Secondly, value investors must invest a lot of energy and time to carry out in-depth and professional research. Value investors may wish to benchmark academic researchers for their research in industries and listed companies, maintain interest and curiosity in things, and be able to research and track them. When investors accumulate professional knowledge to a considerable degree, they are likely to be able to accurately grasp the investment opportunities.
Be a long-term and cautious investor
Management and entrepreneurs are the elements that value investors attach special importance to when studying listed companies. The founders of listed companies generally have a strong personality. Some past information and history will tell investors what kind of person they are. Investors should pay attention to collecting and researching them. In addition, investors can also observe from some details and conduct field investigations to understand the characteristics of the entrepreneur from the company's employees, upstream and downstream partners, and their peers, and their true character, ability and vision.
In the process of conducting research, value investors need to have sufficient ability to obtain accurate and complete information, which is the first step to doing a good job of analysis. In order to obtain accurate and complete information, value investors need to put in a lot of energy and time. After research, they must have enough confidence in their conclusions and analysis. In this way, when the company's stock price fluctuates greatly and is significantly lower than the intrinsic value, they can be bravely bet and buy.

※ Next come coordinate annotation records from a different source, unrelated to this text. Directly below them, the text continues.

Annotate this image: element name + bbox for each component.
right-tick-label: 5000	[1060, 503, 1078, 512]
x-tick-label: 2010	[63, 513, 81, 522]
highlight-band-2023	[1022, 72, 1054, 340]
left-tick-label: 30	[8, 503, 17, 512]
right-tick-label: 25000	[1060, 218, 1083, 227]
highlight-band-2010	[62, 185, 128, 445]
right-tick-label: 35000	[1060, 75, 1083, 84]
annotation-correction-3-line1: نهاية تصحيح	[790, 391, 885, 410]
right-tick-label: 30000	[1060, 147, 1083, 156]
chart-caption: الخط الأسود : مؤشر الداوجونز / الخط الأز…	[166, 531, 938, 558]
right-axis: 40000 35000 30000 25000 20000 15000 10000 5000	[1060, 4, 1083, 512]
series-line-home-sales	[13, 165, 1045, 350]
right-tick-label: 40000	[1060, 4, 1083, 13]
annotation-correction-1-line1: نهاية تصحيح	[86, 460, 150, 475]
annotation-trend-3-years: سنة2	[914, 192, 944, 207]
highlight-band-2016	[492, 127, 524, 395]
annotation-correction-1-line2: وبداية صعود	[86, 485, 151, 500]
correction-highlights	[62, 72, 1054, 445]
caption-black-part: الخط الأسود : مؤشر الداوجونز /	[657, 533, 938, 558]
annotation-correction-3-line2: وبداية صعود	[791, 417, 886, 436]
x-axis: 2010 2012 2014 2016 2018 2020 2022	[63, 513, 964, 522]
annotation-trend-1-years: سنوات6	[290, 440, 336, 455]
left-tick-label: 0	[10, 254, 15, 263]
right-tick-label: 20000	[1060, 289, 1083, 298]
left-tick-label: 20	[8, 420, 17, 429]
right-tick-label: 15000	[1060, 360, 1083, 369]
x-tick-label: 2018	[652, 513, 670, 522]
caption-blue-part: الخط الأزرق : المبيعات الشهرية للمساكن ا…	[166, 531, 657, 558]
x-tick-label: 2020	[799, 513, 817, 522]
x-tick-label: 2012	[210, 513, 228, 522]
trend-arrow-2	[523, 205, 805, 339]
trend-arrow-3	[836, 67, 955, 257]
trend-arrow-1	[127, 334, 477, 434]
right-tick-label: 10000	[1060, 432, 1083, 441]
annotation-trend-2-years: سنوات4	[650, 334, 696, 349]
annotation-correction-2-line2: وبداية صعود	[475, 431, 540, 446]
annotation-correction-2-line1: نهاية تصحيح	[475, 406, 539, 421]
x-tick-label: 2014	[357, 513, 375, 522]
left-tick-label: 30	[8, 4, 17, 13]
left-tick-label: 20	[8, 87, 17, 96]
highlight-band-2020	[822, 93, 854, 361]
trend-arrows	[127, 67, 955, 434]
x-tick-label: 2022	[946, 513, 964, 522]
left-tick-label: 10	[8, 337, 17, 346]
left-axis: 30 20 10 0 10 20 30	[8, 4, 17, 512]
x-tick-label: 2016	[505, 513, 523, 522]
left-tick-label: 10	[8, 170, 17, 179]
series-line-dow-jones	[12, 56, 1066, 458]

Step 2, value investors need to have their own core concepts. There may not be many good investment opportunities that investors can truly grasp in their lives, there are only a few, and there may be only a few core concepts they can rely on. This key core concept comes from one's own long-term learning and accumulation, and one's lifelong learning with curiosity and curiosity, so that one can discover investment opportunities that the general public cannot find and successfully grasp them.
seeking a margin of safety is also an important difference between value investors and other investors. Value investors should regard themselves as the holders of the company, have a long-term vision, and be a long-term and cautious investor. But at the same time, since value investors cannot control the company's management and cannot truly control the company's operations, they need to provide enough safety margins for their investments and protect their assets. Most investors in the market are not value investors. They are keen on trading and it is difficult to overcome human weaknesses. It is precisely because of frequent trading driven by human nature that causes market fluctuations. When the stock price is significantly lower than the value, it provides value investors with opportunities to intervene.